Als Gäste werden die Schülerinnen und Schüler der Eingangsklassen und andere Fachlehrer eingeladen. Gerade für die Eingangsklassen zeigen die Projektergebnisse eine Perspektive ihrer Ausbildung, mit der Konsequenz, dass sich viele Schüler auf den Projekttag freuen.

Reflexion

Bisher funktioniert unser Projekttag auf vielen Ebenen sehr gut. Wir wollen ihn aber stetig verbessern. Daher bitten wir am Ende eines Schuljahres alle um eine Rückmeldung. Wir wollen Schwachstellen und blinde Flecke aufdecken und das Potenzial für die kontinuierliche Fortentwicklung der Veranstaltung aufzeigen.

Die Reflexion fand im ersten Jahr mit einem Papier-Fragebogen statt. Er wurde mittlerweile durch eine Online-Befragung ersetzt, die eine direkte Auswertung in derselben Stunde in einem geführten Klassengespräch ermöglicht.

Die Veranstaltungen der letzten Jahre wurden von den Schülerinnen und Schülern auf der fachlichen, sozialen und emotionalen Ebene überwiegend positiv beurteilt. Die Ergebnisse sind auch in unserem Wiki veröffentlicht.

Zusätzlich gibt es ein Treffen aller beteiligten Fachlehrer, in dem das aktuelle Jahr reflektiert und das nächste Jahr geplant wird.

Fazit

Immer mehr Hackerspaces sprießen aus dem Boden, Repair-Cafes entstehen und der Bastelcomputer Raspberry Pi wird zur erfolgreichsten prototypischen Experimentierplattform. All dies zeigt, dass es ein großes technisches Interesse bei Jugendlichen an Technik-Themen gibt. Allein die Umsetzung im Schulalltag führt häufig zu falschen Motivationslagen und Frustration.
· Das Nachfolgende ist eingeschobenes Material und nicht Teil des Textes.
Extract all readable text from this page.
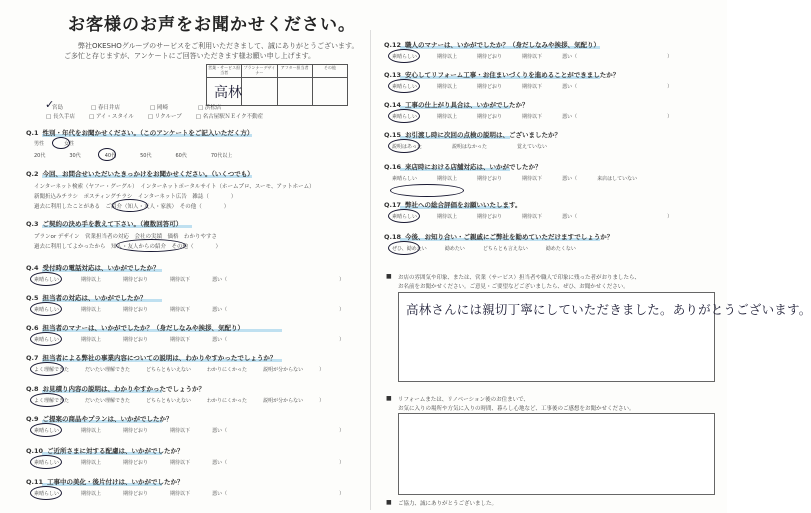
お客様のお声をお聞かせください。
弊社OKESHOグループのサービスをご利用いただきまして、誠にありがとうございます。
ご多忙と存じますが、アンケートにご回答いただきます様お願い申し上げます。
営業・サービス担当者
プランナーデザイナー
アフター担当者	その他
高林
✓
宮島	□ 春日井店	□ 岡崎	□ 浜松店
□ 長久手店	□ アイ・スタイル	□ リクルーブ	□ 名古屋駅ＮＥイク不動産
Q.1 性別・年代をお聞かせください。（このアンケートをご記入いただく方）
男性	女性
20代	30代	40代	50代	60代	70代以上
Q.2 今回、お問合せいただいたきっかけをお聞かせください。（いくつでも）
インターネット検索（ヤフー・グーグル）　インターネットポータルサイト（ホームプロ、スーモ、アットホーム）
新聞折込みチラシ　ポスティングチラシ　インターネット広告　雑誌（　　　　）
過去に利用したことがある　ご紹介（知人・友人・家族）　その他（　　　　）
Q.3 ご契約の決め手を教えて下さい。（複数回答可）
プランor デザイン　営業担当者の対応　会社の実績　価格　わかりやすさ
過去に利用してよかったから　知人・友人からの紹介　その他（　　　　）
Q.4 受付時の電話対応は、いかがでしたか？
素晴らしい	期待以上	期待どおり	期待以下	悪い（	）
Q.5 担当者の対応は、いかがでしたか？
素晴らしい	期待以上	期待どおり	期待以下	悪い（	）
Q.6 担当者のマナーは、いかがでしたか？（身だしなみや挨拶、気配り）
素晴らしい	期待以上	期待どおり	期待以下	悪い（	）
Q.7 担当者による弊社の事業内容についての説明は、わかりやすかったでしょうか？
よく理解できた	だいたい理解できた	どちらともいえない	わかりにくかった	説明が分からない	）
Q.8 お見積り内容の説明は、わかりやすかったでしょうか？
よく理解できた	だいたい理解できた	どちらともいえない	わかりにくかった	説明が分からない	）
Q.9 ご提案の商品やプランは、いかがでしたか？
素晴らしい	期待以上	期待どおり	期待以下	悪い（	）
Q.10 ご近所さまに対する配慮は、いかがでしたか？
素晴らしい	期待以上	期待どおり	期待以下	悪い（	）
Q.11 工事中の美化・後片付けは、いかがでしたか？
素晴らしい	期待以上	期待どおり	期待以下	悪い（	）
Q.12 職人のマナーは、いかがでしたか？（身だしなみや挨拶、気配り）
素晴らしい	期待以上	期待どおり	期待以下	悪い（	）
Q.13 安心してリフォーム工事・お住まいづくりを進めることができましたか？
素晴らしい	期待以上	期待どおり	期待以下	悪い（	）
Q.14 工事の仕上がり具合は、いかがでしたか？
素晴らしい	期待以上	期待どおり	期待以下	悪い（	）
Q.15 お引渡し時に次回の点検の説明は、ございましたか？
説明はあった	説明はなかった	覚えていない
Q.16 来店時における店舗対応は、いかがでしたか？
素晴らしい	期待以上	期待どおり	期待以下	悪い（	来店はしていない
Q.17 弊社への総合評価をお願いいたします。
素晴らしい	期待以上	期待どおり	期待以下	悪い（	）
Q.18 今後、お知り合い・ご親戚にご弊社を勧めていただけますでしょうか？
ぜひ、勧めたい	勧めたい	どちらとも言えない	勧めたくない
■ お店の雰囲気や印象、または、営業（サービス）担当者や職人で印象に残った者がおりましたら、
お名前をお聞かせください。ご意見・ご要望などございましたら、ぜひ、お聞かせください。
高林さんには親切丁寧にしていただきました。ありがとうございます。
■ リフォームまたは、リノベーション後のお住まいで、
お気に入りの場所や方気に入りの時間、暮らし心地など、工事後のご感想をお聞かせください。
■ ご協力、誠にありがとうございました。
Mit dem Projekttag versuchen wir eine Gratwanderung zwischen Anspruch, Spaß, Freiheit, Kreativität und Selbstbestimmung.

Computer sind spannend, Technik macht Spaß“

Wenn man den Leistungsdruck herausnimmt und die Schülerinnen und Schüler eigene Wege gehen lässt, entstehen erstaunliche Ergebnisse und der Satz stimmt wieder – selbst in der Schule.


Dieser Artikel erschien zuerst in der Juniausgabe 2016 der Zeitschrift bbw – Beruflicher Bildungsweg.